- Ray Location within Minnesota Ray Location within the United States
- Coordinates: 48°24′39″N 93°12′38″W﻿ / ﻿48.41083°N 93.21056°W
- Country: United States
- State: Minnesota
- County: Koochiching
- Elevation: 1,158 ft (353 m)
- Time zone: UTC-6 (Central (CST))
- • Summer (DST): UTC-5 (CDT)
- ZIP code: 56669
- Area code: 218
- GNIS feature ID: 657994

= Ray, Minnesota =

Unincorporated community in Minnesota, United States

Ray is an unincorporated community in Koochiching County, Minnesota, United States.

The community is located southeast of International Falls at the junction of U.S. Highway 53 (U.S. 53) and State Highway 217 (MN 217).

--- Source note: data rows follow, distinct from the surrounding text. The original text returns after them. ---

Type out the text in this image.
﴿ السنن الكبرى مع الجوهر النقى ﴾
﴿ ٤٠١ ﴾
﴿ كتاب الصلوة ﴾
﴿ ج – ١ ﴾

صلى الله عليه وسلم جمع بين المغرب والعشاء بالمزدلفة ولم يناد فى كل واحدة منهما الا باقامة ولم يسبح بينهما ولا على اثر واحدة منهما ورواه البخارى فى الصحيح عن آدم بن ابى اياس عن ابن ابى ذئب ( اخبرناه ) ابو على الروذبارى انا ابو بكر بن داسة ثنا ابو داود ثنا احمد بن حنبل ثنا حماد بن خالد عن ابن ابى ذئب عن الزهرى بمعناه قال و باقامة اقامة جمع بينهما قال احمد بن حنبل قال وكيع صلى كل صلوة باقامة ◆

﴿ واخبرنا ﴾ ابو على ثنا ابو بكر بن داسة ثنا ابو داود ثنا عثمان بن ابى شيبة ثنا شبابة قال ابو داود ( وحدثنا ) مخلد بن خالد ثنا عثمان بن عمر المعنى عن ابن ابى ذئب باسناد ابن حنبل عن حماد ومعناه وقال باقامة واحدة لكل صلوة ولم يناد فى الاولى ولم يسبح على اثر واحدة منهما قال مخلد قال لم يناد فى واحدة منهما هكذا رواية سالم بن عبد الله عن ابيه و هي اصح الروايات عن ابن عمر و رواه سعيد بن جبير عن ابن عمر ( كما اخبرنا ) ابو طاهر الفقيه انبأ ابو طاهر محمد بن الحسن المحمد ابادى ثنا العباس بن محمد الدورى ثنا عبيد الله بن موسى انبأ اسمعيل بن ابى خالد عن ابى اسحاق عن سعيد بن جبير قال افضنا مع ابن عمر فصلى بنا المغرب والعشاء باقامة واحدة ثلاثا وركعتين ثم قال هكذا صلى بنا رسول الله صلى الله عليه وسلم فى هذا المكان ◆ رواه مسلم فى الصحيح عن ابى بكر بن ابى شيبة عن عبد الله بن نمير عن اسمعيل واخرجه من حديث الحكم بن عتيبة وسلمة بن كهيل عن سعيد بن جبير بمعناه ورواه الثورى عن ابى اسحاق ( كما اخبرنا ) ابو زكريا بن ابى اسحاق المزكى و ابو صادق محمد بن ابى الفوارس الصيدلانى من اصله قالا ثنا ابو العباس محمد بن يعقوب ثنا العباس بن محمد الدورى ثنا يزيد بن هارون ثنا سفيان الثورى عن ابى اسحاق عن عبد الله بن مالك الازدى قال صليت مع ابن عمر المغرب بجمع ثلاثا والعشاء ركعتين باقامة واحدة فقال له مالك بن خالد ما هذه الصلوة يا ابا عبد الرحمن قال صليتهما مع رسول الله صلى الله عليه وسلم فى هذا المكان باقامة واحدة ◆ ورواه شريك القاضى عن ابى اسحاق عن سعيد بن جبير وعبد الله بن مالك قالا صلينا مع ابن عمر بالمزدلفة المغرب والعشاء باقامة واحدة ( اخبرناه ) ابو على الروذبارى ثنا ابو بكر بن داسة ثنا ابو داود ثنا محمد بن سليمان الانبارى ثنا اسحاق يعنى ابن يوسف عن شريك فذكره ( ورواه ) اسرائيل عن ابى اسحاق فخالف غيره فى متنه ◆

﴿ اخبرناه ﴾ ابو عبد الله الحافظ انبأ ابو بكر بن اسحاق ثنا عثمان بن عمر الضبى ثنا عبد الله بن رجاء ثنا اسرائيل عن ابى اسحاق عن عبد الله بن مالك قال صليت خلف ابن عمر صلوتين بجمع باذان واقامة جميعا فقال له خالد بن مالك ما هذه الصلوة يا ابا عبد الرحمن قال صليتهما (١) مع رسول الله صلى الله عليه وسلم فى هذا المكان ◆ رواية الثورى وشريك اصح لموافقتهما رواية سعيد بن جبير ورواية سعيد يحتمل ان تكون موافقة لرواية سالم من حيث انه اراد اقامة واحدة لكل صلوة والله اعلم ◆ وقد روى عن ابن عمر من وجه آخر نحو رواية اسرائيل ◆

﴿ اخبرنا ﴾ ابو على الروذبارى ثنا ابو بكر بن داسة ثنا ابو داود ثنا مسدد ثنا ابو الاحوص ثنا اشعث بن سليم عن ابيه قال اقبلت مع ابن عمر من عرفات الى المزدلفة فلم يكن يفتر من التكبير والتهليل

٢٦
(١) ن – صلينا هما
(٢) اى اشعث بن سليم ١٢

County Roads 3, 29, and 110 are also in the vicinity. The Rat Root River flows through the area.

==Geography==
Ray is located along the boundary line between East Koochiching Unorganized Territory and Rainy Lake Unorganized Territory.

Nearby places include International Falls, Littlefork, and Kabetogama. The boundary line between Koochiching and Saint Louis counties is nearby.

Ray is 18 miles southeast of International Falls, 16 miles east of Littlefork, nine miles west of Kabetogama and 54 miles northwest of Cook.

==History==
The Ray post office was established in 1907, and remained in operation until 1994. The community was named for Edwin Ray Lewis, a surveyor and lumberman.